SL & Postmodernism
I have been chewing on ideas of how to make my dissertation a meaningful one and a practical one. Since I’m not at the beginning of my career life, yet somewhat at the beginning of a new career, I’m not in the position to do a dissertation only relevant to a tenure-track position. I thoroughly enjoy the job I have at pict.sdsu.edu, working with faculty, administrators, policy and research. I’m very good at getting things done.
It’s been my unrelenting interest in postmodernism that gets my attention in the midst of getting things done. In one sense it’s about the pursuit of questioning the pursuit of a truth. In another it’s about deeper understanding of what’s going on in our world. I’m throughly convinced that technologies, like web 2.0, 3.0 in particular, are the tools of postmodernism; they go hand in hand. I think critical and social theorist’s, feminists, constructivists, educational psychologists, to name a few fields, have laid important theoretical groundwork over the course of the 20th century. Cumulatively, it has created postmodern thinking and lived experience.
Second Life is a notable example. So what is postmodernism really? It’s got such a bad rap. Here’s one way to look at it, through the lens of discourse. T
Postmodernism contends that the situatedness of human thought renders impossible notions of neutral, objective reason or an autonomous self-regulating self. Knowledge, knowing and its discourse(s) constitute one another. Our experience of a self and necessarily “the other,” are far from being empirical, knowable or perceived objects; they are rather subjects of the discourse(s) in which they find and position themselves. This subjectivity continuously adjusts and repositions itself in terms of gender, class, race and social milieu. It always interacts with and reacts to changing discourse(s) (Foucault, 1972, 1980; Griffiths, April, 1995).

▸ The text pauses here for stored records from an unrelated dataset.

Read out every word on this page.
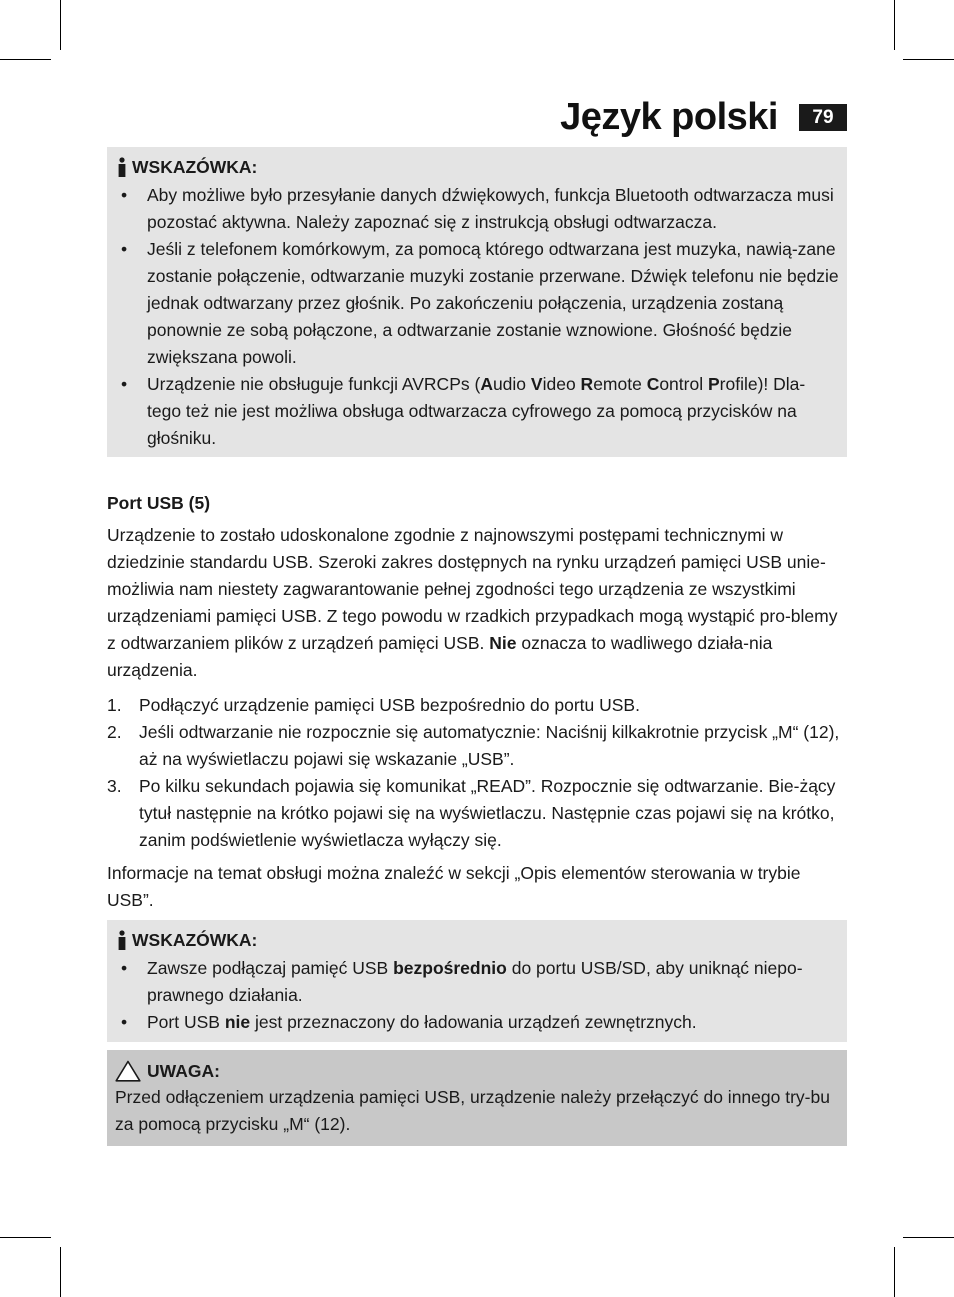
Język polski	79
WSKAZÓWKA:
• Aby możliwe było przesyłanie danych dźwiękowych, funkcja Bluetooth odtwarzacza musi pozostać aktywna. Należy zapoznać się z instrukcją obsługi odtwarzacza.
• Jeśli z telefonem komórkowym, za pomocą którego odtwarzana jest muzyka, nawią-zane zostanie połączenie, odtwarzanie muzyki zostanie przerwane. Dźwięk telefonu nie będzie jednak odtwarzany przez głośnik. Po zakończeniu połączenia, urządzenia zostaną ponownie ze sobą połączone, a odtwarzanie zostanie wznowione. Głośność będzie zwiększana powoli.
• Urządzenie nie obsługuje funkcji AVRCPs (Audio Video Remote Control Profile)! Dla-tego też nie jest możliwa obsługa odtwarzacza cyfrowego za pomocą przycisków na głośniku.
Port USB (5)
Urządzenie to zostało udoskonalone zgodnie z najnowszymi postępami technicznymi w dziedzinie standardu USB. Szeroki zakres dostępnych na rynku urządzeń pamięci USB unie-możliwia nam niestety zagwarantowanie pełnej zgodności tego urządzenia ze wszystkimi urządzeniami pamięci USB. Z tego powodu w rzadkich przypadkach mogą wystąpić pro-blemy z odtwarzaniem plików z urządzeń pamięci USB. Nie oznacza to wadliwego działa-nia urządzenia.
1. Podłączyć urządzenie pamięci USB bezpośrednio do portu USB.
2. Jeśli odtwarzanie nie rozpocznie się automatycznie: Naciśnij kilkakrotnie przycisk „M“ (12), aż na wyświetlaczu pojawi się wskazanie „USB”.
3. Po kilku sekundach pojawia się komunikat „READ”. Rozpocznie się odtwarzanie. Bie-żący tytuł następnie na krótko pojawi się na wyświetlaczu. Następnie czas pojawi się na krótko, zanim podświetlenie wyświetlacza wyłączy się.
Informacje na temat obsługi można znaleźć w sekcji „Opis elementów sterowania w trybie USB”.
WSKAZÓWKA:
• Zawsze podłączaj pamięć USB bezpośrednio do portu USB/SD, aby uniknąć niepo-prawnego działania.
• Port USB nie jest przeznaczony do ładowania urządzeń zewnętrznych.
UWAGA:
Przed odłączeniem urządzenia pamięci USB, urządzenie należy przełączyć do innego try-bu za pomocą przycisku „M“ (12).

The idea of discourse is rather abstract for the average person and has different meanings depending on who’s using the term. Social and critical theorists, philosophers interested in the social world understand discourses to mean ideas that become words, ways of thinking that become behaving, which then become lived experiences of individuals then groups within a society. I’m still getting accustomed to the various discourses I’ve encountered in SL. It’s a complete “world” with a variety of lived experiences. I’m comparing it to first life only to ground it in something we all already know about.

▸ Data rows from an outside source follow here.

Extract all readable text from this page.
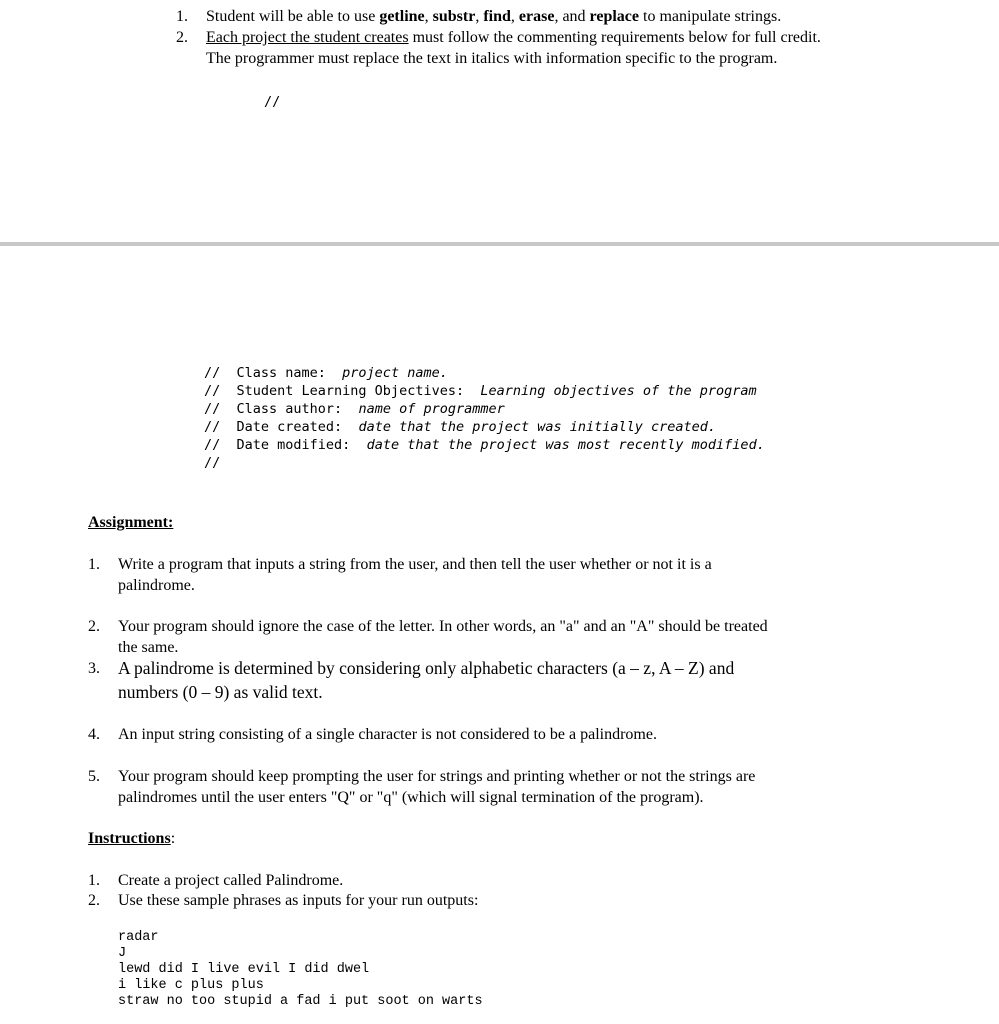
1. Student will be able to use getline, substr, find, erase, and replace to manipulate strings.
2. Each project the student creates must follow the commenting requirements below for full credit.
The programmer must replace the text in italics with information specific to the program.
//
//  Class name:  project name.
//  Student Learning Objectives:  Learning objectives of the program
//  Class author:  name of programmer
//  Date created:  date that the project was initially created.
//  Date modified:  date that the project was most recently modified.
//
Assignment:
1. Write a program that inputs a string from the user, and then tell the user whether or not it is a
palindrome.
2. Your program should ignore the case of the letter. In other words, an "a" and an "A" should be treated
the same.
3. A palindrome is determined by considering only alphabetic characters (a – z, A – Z) and
numbers (0 – 9) as valid text.
4. An input string consisting of a single character is not considered to be a palindrome.
5. Your program should keep prompting the user for strings and printing whether or not the strings are
palindromes until the user enters "Q" or "q" (which will signal termination of the program).
Instructions:
1. Create a project called Palindrome.
2. Use these sample phrases as inputs for your run outputs:
radar
J
lewd did I live evil I did dwel
i like c plus plus
straw no too stupid a fad i put soot on warts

Anyway, an example of a discourse would be women in the US. The way we think, feel and behave is not separate from something called sexism, a term that’s part of the discourse.
Another would be a familial discourse–the stories we tell each other and about each other, the way we behave and the way we perpetuate behaviors with our children.
I think most people experience discourses in terms of a society’s explicit and implicit rules or “facts of life.” It’s when you question them, that things get sticky
Here are a few of the myths and discourses I think postmodernism “demystifies.”
We’re individuals with our own minds. We’re free agents. We act on life; we create our lives. As an aside, I think these are characteristic of an individualistic society and its discourses.
SL is ALL about questioning, making up a society, doing life. It’s got its discourses, and it shakes first life discourses up. What about the fact that I change my gender with a few clicks or be talking to an Avatar with an identity(s), who is also a first life person with identities?